Het boek is nog in productie, maar ik kan wel al zeggen waarover het gaat. (En de kaft is er ook al.) |
Stel je twee buurlanden voor, het ene Proza, het andere Poëzie. De twee landen verschillen danig, maar in het grensgebied is ’t al eens onduidelijk in welk van de twee je je ophoudt. Dicht tegen deze grenskant heet het nog Proza, hoewel ‘t verdraaid goed op Poëzie lijkt; dicht tegen gene grenskant is ’t Poëzie, maar gedraagt het zich als Proza. In dit boekje beweeg ik me in dat niemandsland.
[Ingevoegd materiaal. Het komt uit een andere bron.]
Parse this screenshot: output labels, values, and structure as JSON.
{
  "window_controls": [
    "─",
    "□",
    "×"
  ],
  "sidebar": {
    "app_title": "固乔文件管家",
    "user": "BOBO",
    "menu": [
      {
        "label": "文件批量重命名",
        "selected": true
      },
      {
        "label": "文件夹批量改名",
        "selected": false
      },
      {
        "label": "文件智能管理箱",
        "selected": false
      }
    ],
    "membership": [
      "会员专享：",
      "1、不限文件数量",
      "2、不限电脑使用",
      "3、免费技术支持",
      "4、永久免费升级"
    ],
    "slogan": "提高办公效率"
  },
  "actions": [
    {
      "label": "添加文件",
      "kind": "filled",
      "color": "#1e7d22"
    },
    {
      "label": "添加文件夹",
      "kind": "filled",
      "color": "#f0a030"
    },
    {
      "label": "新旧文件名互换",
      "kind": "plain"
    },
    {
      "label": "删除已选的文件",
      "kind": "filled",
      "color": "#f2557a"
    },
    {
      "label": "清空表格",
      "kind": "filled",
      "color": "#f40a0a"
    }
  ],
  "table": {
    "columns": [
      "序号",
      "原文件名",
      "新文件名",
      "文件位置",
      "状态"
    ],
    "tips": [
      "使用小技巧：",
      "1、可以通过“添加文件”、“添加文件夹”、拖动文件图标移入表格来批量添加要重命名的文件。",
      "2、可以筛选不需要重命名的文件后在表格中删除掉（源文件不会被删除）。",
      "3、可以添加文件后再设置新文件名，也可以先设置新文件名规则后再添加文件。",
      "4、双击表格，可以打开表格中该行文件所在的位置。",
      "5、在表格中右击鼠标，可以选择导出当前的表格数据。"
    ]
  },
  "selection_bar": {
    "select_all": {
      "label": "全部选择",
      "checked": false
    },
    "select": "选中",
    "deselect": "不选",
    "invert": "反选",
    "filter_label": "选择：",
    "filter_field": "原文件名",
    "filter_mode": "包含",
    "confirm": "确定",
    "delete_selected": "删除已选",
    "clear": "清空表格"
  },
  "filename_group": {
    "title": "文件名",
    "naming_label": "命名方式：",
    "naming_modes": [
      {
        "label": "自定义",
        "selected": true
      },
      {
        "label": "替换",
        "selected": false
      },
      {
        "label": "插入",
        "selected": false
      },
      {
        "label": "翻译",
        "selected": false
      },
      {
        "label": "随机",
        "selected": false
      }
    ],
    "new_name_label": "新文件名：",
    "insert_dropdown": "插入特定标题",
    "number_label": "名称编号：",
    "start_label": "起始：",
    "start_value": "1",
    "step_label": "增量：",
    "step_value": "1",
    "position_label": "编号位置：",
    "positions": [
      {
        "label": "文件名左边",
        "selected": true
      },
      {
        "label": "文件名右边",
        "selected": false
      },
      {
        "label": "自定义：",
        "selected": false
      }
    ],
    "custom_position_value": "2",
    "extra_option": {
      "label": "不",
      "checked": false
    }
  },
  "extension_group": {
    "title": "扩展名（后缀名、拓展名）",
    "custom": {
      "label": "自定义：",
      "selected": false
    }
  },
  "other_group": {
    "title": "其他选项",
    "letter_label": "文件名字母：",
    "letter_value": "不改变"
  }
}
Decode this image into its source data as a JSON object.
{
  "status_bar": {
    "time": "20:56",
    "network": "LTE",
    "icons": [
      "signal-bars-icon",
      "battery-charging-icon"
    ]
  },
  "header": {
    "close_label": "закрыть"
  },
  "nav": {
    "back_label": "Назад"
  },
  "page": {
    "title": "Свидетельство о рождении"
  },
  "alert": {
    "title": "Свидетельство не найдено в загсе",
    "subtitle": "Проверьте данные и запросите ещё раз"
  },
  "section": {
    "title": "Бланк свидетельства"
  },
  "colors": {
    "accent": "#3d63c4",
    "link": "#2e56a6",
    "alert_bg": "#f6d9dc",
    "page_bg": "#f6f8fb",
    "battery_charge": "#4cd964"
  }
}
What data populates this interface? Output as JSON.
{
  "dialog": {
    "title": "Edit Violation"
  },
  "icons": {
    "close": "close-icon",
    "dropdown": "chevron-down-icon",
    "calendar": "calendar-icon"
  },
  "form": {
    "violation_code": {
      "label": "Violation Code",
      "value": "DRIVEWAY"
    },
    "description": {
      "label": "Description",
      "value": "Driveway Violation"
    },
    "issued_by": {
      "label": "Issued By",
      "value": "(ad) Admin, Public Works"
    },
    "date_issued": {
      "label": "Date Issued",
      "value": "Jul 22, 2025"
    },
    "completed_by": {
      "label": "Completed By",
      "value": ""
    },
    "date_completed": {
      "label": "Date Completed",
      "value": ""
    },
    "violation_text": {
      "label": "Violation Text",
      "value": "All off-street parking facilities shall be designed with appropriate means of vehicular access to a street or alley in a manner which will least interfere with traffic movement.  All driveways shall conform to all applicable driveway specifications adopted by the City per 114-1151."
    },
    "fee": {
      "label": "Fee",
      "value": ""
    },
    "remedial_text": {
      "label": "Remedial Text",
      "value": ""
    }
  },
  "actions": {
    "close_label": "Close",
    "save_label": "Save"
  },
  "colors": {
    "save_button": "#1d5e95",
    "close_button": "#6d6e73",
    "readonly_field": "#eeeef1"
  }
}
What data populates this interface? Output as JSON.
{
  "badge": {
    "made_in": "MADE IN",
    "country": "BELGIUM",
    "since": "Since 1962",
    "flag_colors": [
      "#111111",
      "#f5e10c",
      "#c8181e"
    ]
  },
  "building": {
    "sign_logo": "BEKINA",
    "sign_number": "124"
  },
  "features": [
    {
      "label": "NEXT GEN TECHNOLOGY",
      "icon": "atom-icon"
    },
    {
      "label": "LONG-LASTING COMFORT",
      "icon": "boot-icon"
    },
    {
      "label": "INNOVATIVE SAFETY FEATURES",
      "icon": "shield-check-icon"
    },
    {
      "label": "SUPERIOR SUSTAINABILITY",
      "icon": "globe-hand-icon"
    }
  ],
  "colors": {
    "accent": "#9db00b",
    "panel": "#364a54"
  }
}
Wat resulteert in honderd uitstapjes, vijftig langs deze grenskant, vijftig langs gene. Aan de lezer om te oordelen of/waar/wanneer ik de grens traverseer.
Aan de overkant bewerk ik een hofje met eigen kweek. Daar gedijt proza in de vorm van een vers, afgekort provovers (mv. provoverzen, de beoefenaar ervan: provoversaal.) Ik ijk dat provovers in vijf geboden. (1) inhoudelijk is het een klassiek verhaal: protagonist, conflict, uitkomst; (2) dat verhaal telt exact honderd woorden, titel niet inbegrepen, het is een drabble; (3) de titel van het provovers bestaat uit één woord, nooit een eigennaam; (4) leestekens ontbreken, alsook kapitalen (behalve als het een eigennaam betreft); (5) de lijnafbrekingen zijn dermate georganiseerd dat ze het lezen faciliteren. Heb ik het verkeerd voor als ik zie dat mijn kweek de grens soms overschrijdt en in Poëzie belandt?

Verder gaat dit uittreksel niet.